<br>
## Feature importance with Random Forest<br>
Building a random forest model for feature importance. Should produce similar results to a for statistical test for inference, but displays data in a way that is easier to interpret without background knowledge of P-values, F-tests, etc.

In [3]:
#load libraries
import pandas as pd
import numpy as np
%matplotlib inline
import matplotlib.pyplot as plt
from sklearn.feature_selection import RFE
from sklearn.linear_model import LogisticRegression
from sklearn.cross_validation import train_test_split
from sklearn.ensemble import RandomForestClassifier

from IPython.display import display #displays full dataframe columns
#display all dataframe columns when printed
pd.options.display.max_columns = None

In [4]:
#load data
df = pd.read_csv('C:/Users/Mark.Burghart/Documents/projects/hospice_carepoint/data/transformed/carepoint_transformed_dummied.csv', index_col=0)
df.shape

(271541, 120)

In [8]:
#separate variables (X) from outcome of interest (y)
df.shape
cols = df.columns.get_values() #converts column names to list
cols = cols.tolist()
feature_cols = [x for x in cols if x != 'death_within_7_days'] #removes outcome of interest from list ('death_within_7_days')

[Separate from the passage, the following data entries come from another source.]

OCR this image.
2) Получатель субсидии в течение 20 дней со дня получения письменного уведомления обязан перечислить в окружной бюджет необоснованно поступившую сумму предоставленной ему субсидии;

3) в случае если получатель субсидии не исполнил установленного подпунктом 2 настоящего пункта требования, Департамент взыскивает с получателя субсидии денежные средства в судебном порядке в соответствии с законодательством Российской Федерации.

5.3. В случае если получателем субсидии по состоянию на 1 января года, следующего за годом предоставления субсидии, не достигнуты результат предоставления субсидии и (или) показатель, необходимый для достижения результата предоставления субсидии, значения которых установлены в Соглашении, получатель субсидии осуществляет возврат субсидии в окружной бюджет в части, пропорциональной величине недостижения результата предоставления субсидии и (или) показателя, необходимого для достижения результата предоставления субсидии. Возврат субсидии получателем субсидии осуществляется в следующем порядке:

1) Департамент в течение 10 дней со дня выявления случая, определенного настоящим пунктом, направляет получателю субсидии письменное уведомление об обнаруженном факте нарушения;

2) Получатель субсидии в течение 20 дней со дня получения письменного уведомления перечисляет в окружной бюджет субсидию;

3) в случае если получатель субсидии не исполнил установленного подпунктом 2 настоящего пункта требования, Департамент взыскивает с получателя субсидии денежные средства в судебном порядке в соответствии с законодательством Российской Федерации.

feat_labels = feature_cols

#extract rows
#print(feature_cols) #debug
X = df.loc[:, feature_cols]
X.shape #outcome column has been removed

#save outcome variable as y
y = df.death_within_7_days
y.shape

#separate data into training/test (aka holdout) sets
X_train, X_test, y_train, y_test = train_test_split(X, y, test_size = 0.30, random_state = 23) #random_state for reproducibility (if needed)

In [6]:
#impute missing values: replacing NaNs with Median Column value for each column
X_train_med = X_train.fillna(X_train.median()) 
y_train_med = y_train.fillna(y_train.median())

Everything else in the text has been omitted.